PDA

View Full Version : [ubuntu] anyone used samhain with Debian/Ubuntu?



sneakyimp
July 23rd, 2011, 01:48 AM
I'm wondering if anyone has any experience with samhain (http://www.la-samhna.de/samhain/index.html), an intrusion detection system, on Debian and/or Ubuntu. In particular, I'm interested in the client-server setup where the machine to be monitored acts as a client to a machine doing the monitoring. Because this process involves multiple machines, I tend to doubt that simply installing it via "apt-get install" is the right approach. The documentation says to install samhain on the client and "yule" on the server.
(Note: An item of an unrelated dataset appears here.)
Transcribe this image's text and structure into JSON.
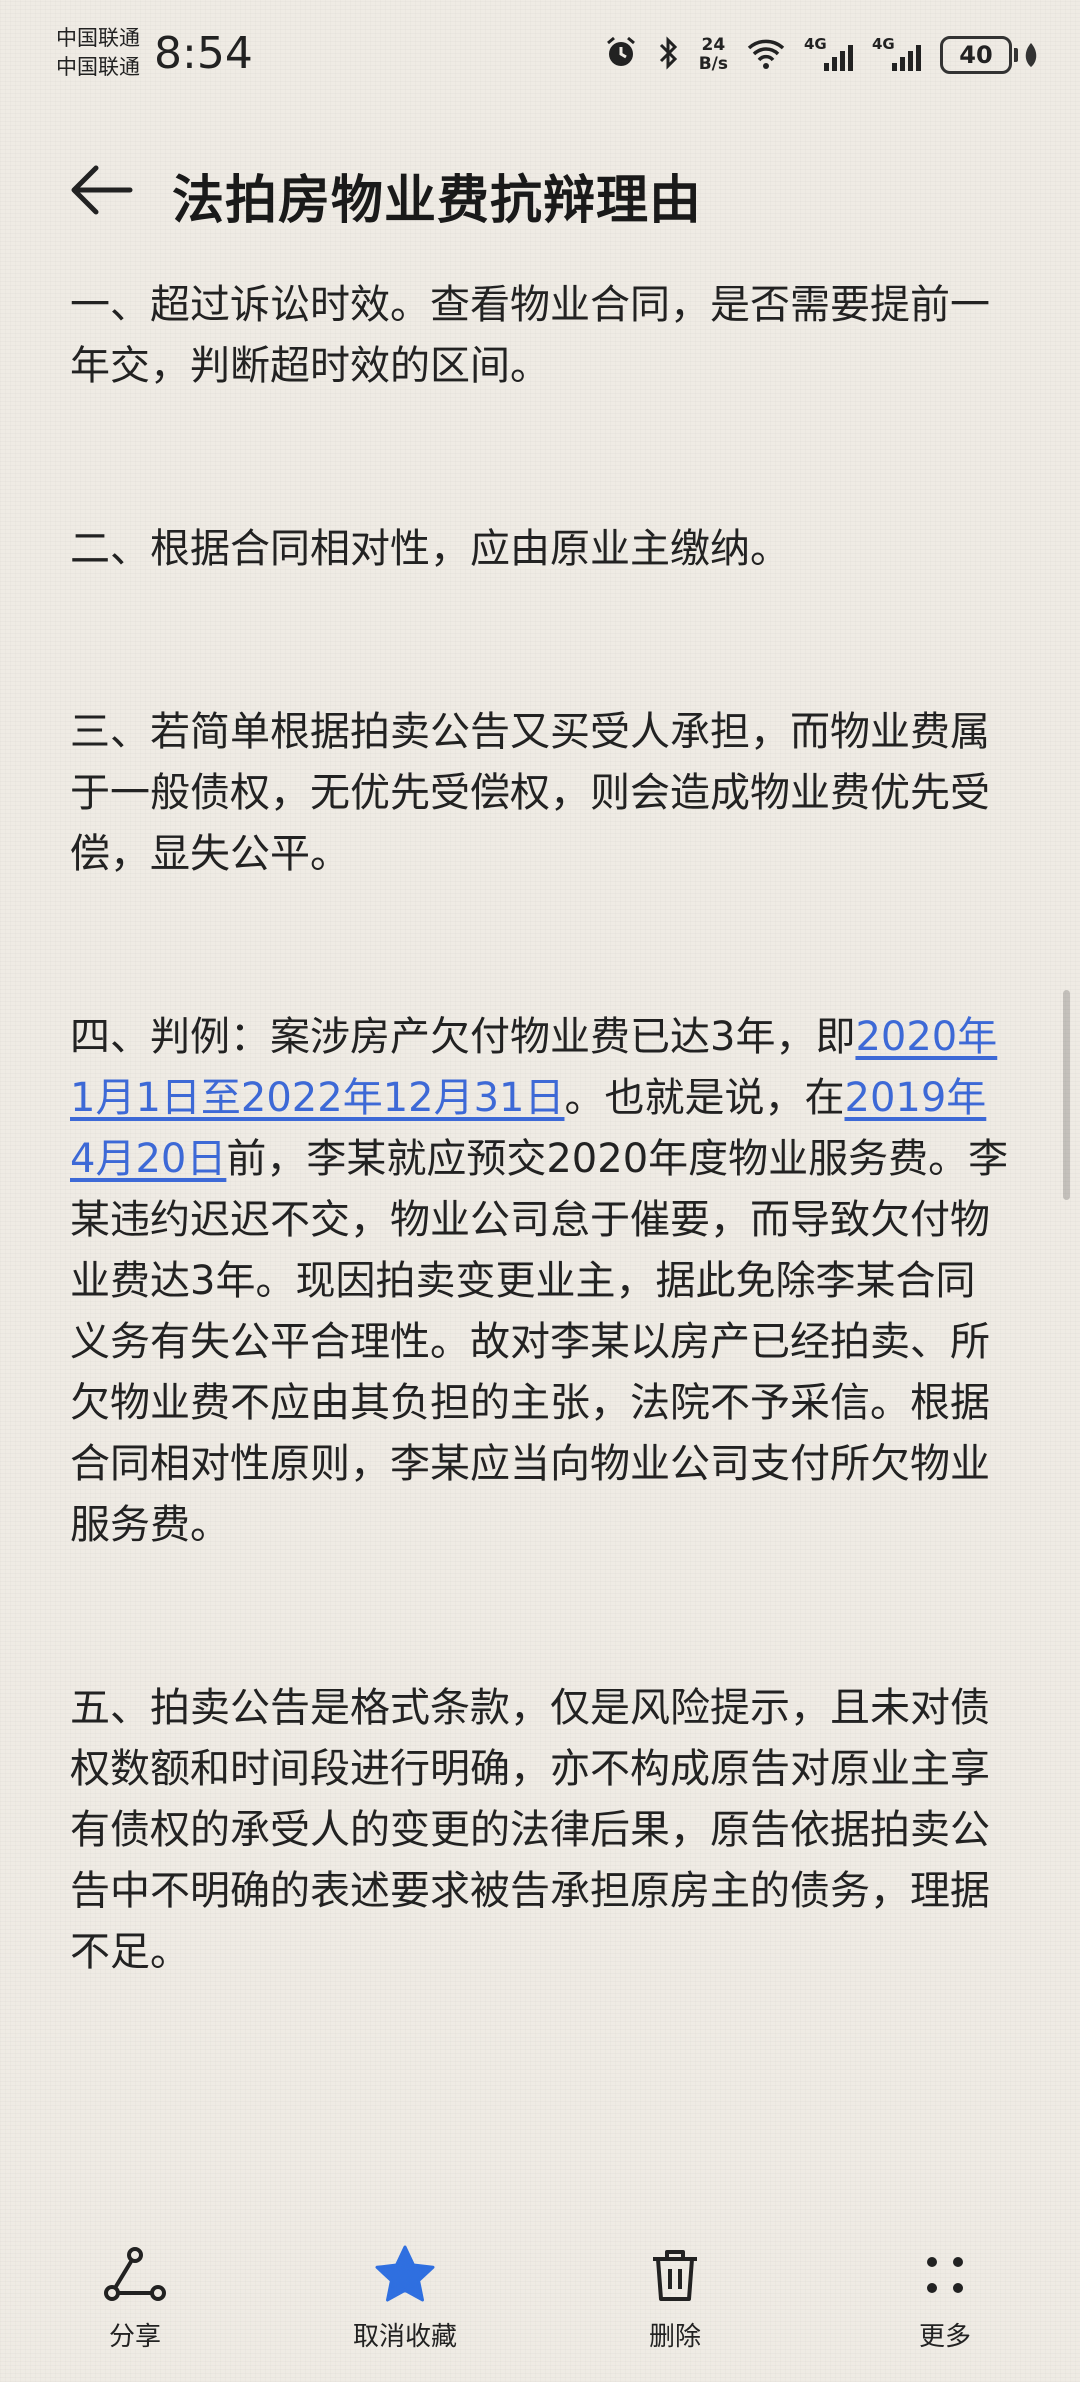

On the other hand, manual compilation and configuration looks difficult and will not result on software being updated frequently.

Any advice would be much appreciated.

bodhi.zazen
July 23rd, 2011, 04:28 PM
I'm wondering if anyone has any experience with samhain (http://www.la-samhna.de/samhain/index.html), an intrusion detection system, on Debian and/or Ubuntu. In particular, I'm interested in the client-server setup where the machine to be monitored acts as a client to a machine doing the monitoring. Because this process involves multiple machines, I tend to doubt that simply installing it via "apt-get install" is the right approach. The documentation says to install samhain on the client and "yule" on the server.
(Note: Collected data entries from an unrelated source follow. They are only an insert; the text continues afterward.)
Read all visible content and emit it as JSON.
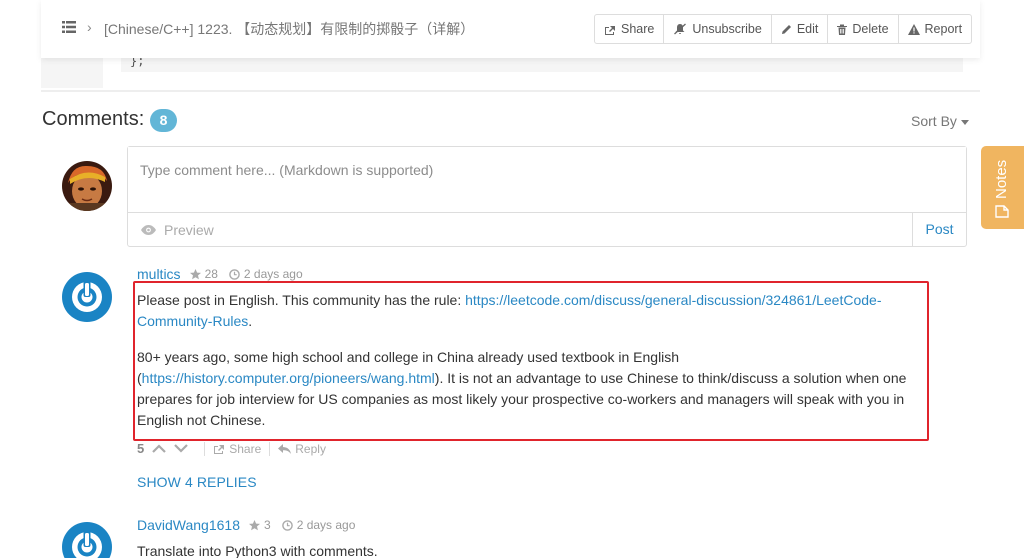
{
  "header": {
    "title": "[Chinese/C++] 1223. 【动态规划】有限制的掷骰子（详解）",
    "buttons": {
      "share": "Share",
      "unsubscribe": "Unsubscribe",
      "edit": "Edit",
      "delete": "Delete",
      "report": "Report"
    }
  },
  "prev_code_snippet": "};",
  "comments_section": {
    "title": "Comments:",
    "count": "8",
    "sort_label": "Sort By"
  },
  "composer": {
    "placeholder": "Type comment here... (Markdown is supported)",
    "preview_label": "Preview",
    "post_label": "Post"
  },
  "notes_tab": {
    "label": "Notes"
  },
  "comments": [
    {
      "author": "multics",
      "reputation": "28",
      "time": "2 days ago",
      "para1_text": "Please post in English. This community has the rule: ",
      "para1_link": "https://leetcode.com/discuss/general-discussion/324861/LeetCode-Community-Rules",
      "para1_end": ".",
      "para2_start": "80+ years ago, some high school and college in China already used textbook in English (",
      "para2_link": "https://history.computer.org/pioneers/wang.html",
      "para2_end": "). It is not an advantage to use Chinese to think/discuss a solution when one prepares for job interview for US companies as most likely your prospective co-workers and managers will speak with you in English not Chinese.",
      "votes": "5",
      "share_label": "Share",
      "reply_label": "Reply",
      "show_replies": "SHOW 4 REPLIES"
    },
    {
      "author": "DavidWang1618",
      "reputation": "3",
      "time": "2 days ago",
      "text": "Translate into Python3 with comments."
    }
  ],
  "colors": {
    "link": "#2a88c4",
    "badge": "#62b6d7",
    "notes_tab": "#f0b560",
    "highlight_border": "#e0242c"
  }
}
On the other hand, manual compilation and configuration looks difficult and will not result on software being updated frequently.
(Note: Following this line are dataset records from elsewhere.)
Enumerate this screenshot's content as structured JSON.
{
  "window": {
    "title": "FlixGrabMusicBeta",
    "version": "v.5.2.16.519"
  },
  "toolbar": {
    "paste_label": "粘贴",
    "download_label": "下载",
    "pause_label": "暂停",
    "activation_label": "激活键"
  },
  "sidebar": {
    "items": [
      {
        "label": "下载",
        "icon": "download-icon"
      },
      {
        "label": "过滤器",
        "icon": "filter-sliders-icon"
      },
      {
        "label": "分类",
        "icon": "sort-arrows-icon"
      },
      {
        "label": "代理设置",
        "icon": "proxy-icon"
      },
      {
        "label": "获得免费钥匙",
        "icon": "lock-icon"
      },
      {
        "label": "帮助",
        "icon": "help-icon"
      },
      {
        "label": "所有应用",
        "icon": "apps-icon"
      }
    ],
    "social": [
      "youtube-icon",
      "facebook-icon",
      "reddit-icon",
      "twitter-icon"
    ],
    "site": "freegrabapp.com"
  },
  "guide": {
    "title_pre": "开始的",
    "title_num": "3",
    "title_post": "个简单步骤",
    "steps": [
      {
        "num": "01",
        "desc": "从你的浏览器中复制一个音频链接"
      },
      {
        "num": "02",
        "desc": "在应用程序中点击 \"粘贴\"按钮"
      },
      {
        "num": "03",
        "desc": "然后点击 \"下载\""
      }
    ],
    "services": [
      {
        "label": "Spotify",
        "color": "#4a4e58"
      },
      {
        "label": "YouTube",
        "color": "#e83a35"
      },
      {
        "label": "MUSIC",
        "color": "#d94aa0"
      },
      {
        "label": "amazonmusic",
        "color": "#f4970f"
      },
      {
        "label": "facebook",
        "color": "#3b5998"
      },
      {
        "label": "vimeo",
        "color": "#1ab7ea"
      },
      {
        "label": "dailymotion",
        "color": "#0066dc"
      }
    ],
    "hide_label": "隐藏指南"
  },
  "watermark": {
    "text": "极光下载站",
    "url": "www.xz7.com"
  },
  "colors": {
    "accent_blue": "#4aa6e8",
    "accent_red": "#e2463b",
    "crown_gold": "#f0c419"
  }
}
Any advice would be much appreciated.

I have installed it and had nothing but frustration with it.

Installing the client is easy enough, but getting the rest up (server side) and running was an exercise in frustration. I was eventually able to get it up and running, but found it was not exactly what I wanted.

The samhain documentation was sketchy and I ended up staying with OSSEC.

samhain is a fantastic product, but there is a steep learning curve and it takes time both to learn and maintain.

sneakyimp
July 24th, 2011, 09:45 PM
I appreciate your unvarnished assessment. Do you have any additional detail about the server frustrations you experienced? I hope to take a look at it and would truly appreciate if you could spare me some of the hardship.

Did you install it using apt-get? If so, did it install both the server (yule?) and the client?

What are the differences between samhain and OSSEC?